Saturday Morning
After scraping myself out of bed this morning, jumping in the shower (not literally), having a shave to reverse the very impressive neanderthal impersonation, and clearing the washing up that had mysteriously manifested itself in the kitchen overnight, I wandered out into our jungle of a back garden to see if I might do something about the forest of grass that was threatening to overtake everything.
I’m not really sure how our back garden works. It has something to do with sunshine and rain. I’m sure if I read a gardening book everything would be explained, but my only real references are my other half choosing to wreck the garden a soon as I’ve got it somewhere near straight, and the weatherman from the Rupert Books spotting that I’ve cut the grass, and then subjecting it to days of sunshine and rain to undo everything I’ve worked towards. It’s obviously a conspiracy.
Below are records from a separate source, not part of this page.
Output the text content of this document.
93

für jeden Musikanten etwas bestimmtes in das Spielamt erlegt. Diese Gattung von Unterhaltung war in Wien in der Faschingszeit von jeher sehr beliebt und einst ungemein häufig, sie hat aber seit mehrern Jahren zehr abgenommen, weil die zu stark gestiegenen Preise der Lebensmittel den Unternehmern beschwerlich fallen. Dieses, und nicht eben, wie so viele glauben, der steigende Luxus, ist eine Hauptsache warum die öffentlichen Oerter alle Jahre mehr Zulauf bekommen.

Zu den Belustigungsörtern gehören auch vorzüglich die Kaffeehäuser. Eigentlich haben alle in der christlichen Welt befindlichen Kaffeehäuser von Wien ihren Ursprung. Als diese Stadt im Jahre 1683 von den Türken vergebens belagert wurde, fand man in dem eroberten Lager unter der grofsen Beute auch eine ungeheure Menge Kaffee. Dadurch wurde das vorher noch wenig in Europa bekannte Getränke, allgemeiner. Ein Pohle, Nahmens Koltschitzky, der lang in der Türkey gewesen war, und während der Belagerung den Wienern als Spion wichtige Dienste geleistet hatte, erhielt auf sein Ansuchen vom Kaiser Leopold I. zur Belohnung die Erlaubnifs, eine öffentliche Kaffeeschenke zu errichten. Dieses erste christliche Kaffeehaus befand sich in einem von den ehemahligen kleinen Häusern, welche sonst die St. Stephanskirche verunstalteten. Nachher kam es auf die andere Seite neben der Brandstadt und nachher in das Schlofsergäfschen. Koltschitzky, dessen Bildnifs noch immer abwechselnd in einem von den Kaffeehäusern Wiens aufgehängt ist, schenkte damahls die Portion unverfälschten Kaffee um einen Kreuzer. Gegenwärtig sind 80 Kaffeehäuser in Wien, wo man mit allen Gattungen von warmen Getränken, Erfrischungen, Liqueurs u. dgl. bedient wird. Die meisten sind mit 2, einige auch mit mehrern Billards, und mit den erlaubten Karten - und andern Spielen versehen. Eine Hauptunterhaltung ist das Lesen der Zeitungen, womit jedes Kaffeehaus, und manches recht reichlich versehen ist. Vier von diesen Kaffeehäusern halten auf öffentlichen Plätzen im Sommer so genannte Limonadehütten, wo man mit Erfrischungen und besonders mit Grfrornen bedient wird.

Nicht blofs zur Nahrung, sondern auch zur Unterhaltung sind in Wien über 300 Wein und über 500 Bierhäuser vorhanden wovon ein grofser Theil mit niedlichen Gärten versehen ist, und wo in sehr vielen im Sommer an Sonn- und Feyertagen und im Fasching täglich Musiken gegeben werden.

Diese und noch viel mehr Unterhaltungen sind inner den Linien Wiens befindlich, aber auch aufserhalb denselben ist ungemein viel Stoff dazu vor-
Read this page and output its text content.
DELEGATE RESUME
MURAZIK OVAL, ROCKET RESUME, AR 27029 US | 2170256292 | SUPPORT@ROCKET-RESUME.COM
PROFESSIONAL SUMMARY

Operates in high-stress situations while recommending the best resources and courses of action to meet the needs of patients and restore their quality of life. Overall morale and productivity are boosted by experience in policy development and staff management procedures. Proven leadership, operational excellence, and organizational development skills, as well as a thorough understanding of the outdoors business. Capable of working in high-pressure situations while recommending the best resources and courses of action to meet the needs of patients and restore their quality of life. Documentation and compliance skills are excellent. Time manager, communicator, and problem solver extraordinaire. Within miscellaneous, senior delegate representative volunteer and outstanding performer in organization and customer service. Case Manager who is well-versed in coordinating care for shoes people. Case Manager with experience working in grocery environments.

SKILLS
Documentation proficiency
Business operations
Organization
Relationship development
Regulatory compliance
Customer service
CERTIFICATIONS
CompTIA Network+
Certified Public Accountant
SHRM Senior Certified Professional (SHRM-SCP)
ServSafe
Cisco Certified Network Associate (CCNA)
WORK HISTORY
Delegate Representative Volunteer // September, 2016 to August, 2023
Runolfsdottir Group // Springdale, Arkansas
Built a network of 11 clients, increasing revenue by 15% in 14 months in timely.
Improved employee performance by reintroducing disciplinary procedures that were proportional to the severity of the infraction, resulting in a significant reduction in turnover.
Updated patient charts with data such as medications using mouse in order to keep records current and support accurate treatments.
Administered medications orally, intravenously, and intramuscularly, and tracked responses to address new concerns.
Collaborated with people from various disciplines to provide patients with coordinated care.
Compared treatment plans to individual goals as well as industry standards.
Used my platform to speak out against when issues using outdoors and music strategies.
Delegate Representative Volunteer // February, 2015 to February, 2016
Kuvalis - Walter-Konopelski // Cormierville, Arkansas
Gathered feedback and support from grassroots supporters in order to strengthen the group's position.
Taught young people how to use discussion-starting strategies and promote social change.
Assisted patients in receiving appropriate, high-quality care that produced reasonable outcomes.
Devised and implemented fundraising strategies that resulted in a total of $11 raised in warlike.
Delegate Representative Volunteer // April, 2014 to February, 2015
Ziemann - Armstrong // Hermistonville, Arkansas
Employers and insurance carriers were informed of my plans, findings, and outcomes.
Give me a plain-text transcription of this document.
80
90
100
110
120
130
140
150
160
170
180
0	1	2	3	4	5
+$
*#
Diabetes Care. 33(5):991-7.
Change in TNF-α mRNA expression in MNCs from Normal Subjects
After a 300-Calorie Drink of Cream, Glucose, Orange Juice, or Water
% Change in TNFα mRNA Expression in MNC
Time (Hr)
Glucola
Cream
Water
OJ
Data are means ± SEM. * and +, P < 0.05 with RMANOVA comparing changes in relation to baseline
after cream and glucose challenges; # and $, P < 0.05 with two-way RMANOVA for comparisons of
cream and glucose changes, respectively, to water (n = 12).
I’m not sure if you’ll remember, but several months ago I bought a “push along” lawn mower. It follows the same line of thought that led me to purchase a single speed bicycle – if there is less to go wrong with something, the chances of it going wrong are far less. The petrol lawn mower had “just worked” for the better part of fifteen years – and then it didn’t – and I’m not a mechanic. Faced with the decision of either replacing the lawn mower, or buying a simple push-along replacement that might never go wrong, I went for the simple option. Of course I didn’t figure on how much hard work might be involved in pushing a manual lawn mower into a field of long grass. Turns out it’s a bit of a bastard.
By mid morning I had cut the grass, and looked like I had been standing in a rain storm – only it wasn’t raining. Let’s just say I didn’t smell too great either.
A couple hours later, two loads through the washing machine and dryer, enough clothes hung on the line in the garden to almost cause it’s structural integrity to fail, the dishwasher emptied, and most of the family still sitting watching TV, and the rest of the weekend is opening up with all sorts of procrastination possibilities. Of course this won’t last.
Miss 12 just walked in and reminded me that I would take her out for lunch in town.
“If you have a shower and get changed into some clean clothes, maybe”
“I’m having a shower now” (her hair was “interesting”)
I’m presently waiting for Miss 13 to finish in the shower. She entered it under duress, but her resistance appears to have been defeated by the thought of a burger and chips in town. I’m pretty sure she would throw us all under a bus for a hotdog.